I think the case of shingles is actually a good example of how social and psychological factors exacerbate suffering. My mum taught me this too. Only for her, it wasn’t shingles. When I was an elementary school kid, she was hospitalized for kidney stones. She said it hurt a lot, like having a baby, only there was nothing to hope for at the end of it. There was no mounting sense of love to convince her that the pain was meaningful and worthwhile. In light of that, I’m sure she, like Facebook-Shingles-Man’s “lady friend,” would have said she’d rather give birth than pass her stones. Birth is hard but, unlike disease, it isn’t a bad thing. Heck, I’ve been mired in arguments so painful I would have rather given birth than listened to another word of them. But that doesn’t mean the experiences of birth and disease, or birth and a nasty argument, are equivalent. What it does reveal is that the meaning of suffering affects our perceptions of it.

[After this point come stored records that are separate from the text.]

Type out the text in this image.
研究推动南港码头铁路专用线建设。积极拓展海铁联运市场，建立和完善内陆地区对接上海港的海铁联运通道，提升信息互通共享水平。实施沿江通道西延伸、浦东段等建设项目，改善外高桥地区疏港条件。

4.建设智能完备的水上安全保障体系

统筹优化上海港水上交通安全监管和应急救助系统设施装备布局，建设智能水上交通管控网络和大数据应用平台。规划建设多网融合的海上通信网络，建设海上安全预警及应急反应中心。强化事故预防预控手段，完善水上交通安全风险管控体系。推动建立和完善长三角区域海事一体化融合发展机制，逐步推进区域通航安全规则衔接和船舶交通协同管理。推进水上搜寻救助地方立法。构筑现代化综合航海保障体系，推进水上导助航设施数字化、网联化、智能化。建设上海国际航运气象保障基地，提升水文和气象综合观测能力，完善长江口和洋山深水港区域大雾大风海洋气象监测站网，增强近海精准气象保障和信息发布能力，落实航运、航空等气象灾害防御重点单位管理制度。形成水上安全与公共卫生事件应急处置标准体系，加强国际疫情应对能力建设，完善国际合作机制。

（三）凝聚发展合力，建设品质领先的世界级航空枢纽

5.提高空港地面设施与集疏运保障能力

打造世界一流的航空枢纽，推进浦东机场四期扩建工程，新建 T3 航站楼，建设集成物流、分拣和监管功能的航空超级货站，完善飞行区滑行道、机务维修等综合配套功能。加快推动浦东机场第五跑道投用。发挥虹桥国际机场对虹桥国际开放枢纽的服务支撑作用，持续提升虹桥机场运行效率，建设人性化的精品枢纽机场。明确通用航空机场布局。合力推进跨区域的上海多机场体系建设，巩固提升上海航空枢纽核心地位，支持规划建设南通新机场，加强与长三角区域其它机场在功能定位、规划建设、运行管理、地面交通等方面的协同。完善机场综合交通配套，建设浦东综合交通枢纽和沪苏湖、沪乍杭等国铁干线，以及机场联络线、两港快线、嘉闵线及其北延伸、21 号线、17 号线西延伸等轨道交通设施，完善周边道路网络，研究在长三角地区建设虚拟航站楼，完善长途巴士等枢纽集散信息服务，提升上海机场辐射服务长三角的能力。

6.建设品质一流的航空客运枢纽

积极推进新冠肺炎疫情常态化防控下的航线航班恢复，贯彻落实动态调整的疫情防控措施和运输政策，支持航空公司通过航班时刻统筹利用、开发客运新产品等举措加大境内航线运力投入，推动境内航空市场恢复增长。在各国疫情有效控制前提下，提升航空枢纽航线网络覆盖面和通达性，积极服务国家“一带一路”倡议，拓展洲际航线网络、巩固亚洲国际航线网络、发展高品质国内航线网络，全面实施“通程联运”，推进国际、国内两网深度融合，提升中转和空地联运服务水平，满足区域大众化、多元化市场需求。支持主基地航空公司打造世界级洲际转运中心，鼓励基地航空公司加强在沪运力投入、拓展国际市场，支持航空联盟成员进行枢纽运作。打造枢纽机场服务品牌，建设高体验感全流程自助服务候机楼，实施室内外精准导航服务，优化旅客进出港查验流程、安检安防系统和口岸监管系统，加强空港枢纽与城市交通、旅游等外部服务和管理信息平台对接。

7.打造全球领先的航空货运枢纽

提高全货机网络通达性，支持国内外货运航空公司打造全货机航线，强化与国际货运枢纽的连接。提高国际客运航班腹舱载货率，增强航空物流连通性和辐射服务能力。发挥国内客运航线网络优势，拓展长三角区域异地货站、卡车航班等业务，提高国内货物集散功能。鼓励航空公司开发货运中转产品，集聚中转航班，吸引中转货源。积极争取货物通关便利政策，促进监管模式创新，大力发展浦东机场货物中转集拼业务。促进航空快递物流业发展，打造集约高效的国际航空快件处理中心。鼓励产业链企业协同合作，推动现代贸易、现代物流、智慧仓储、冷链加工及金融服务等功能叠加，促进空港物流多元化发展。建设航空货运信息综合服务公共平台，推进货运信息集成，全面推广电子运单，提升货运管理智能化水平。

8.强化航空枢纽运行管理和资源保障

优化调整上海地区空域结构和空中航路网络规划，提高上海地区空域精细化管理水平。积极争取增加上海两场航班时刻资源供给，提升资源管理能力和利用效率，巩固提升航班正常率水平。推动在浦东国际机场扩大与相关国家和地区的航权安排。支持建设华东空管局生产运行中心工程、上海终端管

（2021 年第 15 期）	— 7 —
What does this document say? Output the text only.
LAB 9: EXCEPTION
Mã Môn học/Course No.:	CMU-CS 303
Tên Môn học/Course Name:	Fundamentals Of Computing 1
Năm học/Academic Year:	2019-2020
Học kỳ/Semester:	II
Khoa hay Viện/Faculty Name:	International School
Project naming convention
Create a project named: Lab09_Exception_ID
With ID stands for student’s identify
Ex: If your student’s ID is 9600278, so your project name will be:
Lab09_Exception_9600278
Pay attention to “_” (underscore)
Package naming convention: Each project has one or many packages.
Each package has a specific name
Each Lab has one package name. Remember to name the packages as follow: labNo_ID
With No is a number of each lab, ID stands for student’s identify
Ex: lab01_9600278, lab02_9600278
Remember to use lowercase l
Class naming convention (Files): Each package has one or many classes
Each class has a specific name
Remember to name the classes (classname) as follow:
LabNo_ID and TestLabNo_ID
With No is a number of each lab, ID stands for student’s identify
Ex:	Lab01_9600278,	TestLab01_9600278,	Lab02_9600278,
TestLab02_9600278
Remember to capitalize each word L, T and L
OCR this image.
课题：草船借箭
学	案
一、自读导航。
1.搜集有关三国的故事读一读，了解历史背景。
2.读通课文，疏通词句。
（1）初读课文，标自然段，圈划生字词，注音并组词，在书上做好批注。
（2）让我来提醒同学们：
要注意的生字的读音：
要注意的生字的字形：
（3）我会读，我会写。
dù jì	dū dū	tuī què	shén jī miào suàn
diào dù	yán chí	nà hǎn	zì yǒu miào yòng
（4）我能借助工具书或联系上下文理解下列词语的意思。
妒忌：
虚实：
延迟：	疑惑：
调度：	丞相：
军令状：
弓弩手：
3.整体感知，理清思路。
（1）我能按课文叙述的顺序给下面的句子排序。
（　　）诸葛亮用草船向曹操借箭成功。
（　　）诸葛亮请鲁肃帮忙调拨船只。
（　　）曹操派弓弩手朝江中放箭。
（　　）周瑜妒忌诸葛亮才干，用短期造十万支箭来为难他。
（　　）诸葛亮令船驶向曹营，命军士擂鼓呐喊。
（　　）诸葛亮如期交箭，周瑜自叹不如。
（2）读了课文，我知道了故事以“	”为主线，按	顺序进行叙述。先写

And there’s far more to withstand in childbirth than just pain. There’s also fear and panic. Birth is scary. For some of us, the fear grows worse every time. I was nervous when I was admitted to the hospital the morning of my first labour. But by the time I arrived in an ambulance for my fifth labour, I was terrified – phobic and crazed. No one in the comedy sketch that started me on this tirade had any comic device for transferring the fear of childbirth from the mother to the father. Maybe even they know there’s nothing funny about that.
Yes, I get punchy when I hear people talking about birth as if it’s some kind of syndrome – a universal experience we all live through in exactly the same way. I get especially punchy when that person is a man out to appropriate the most powerful and sublime of female powers for himself by equating it with a disease he’s suffered. Clearly, what Facebook-Shingles-Man said was sexist – disgustingly so.
And then it’s more than sexist. It would have been offensive even if it hadn’t been a man who’d said it. What arises from the bad assumption that birth is the same for everyone is the worse assumption that we’re qualified to evaluate and pass judgment on each other’s reactions to childbirth – or anything else we suffer. Looking at somebody’s suffering and joking about it or daring them to “bring it on” is never a decent thing to do. It’s a perversion of empathy. It’s a mistake my mum – someone wise and acquainted with the breadth of human experience called motherhood – taught me never to commit.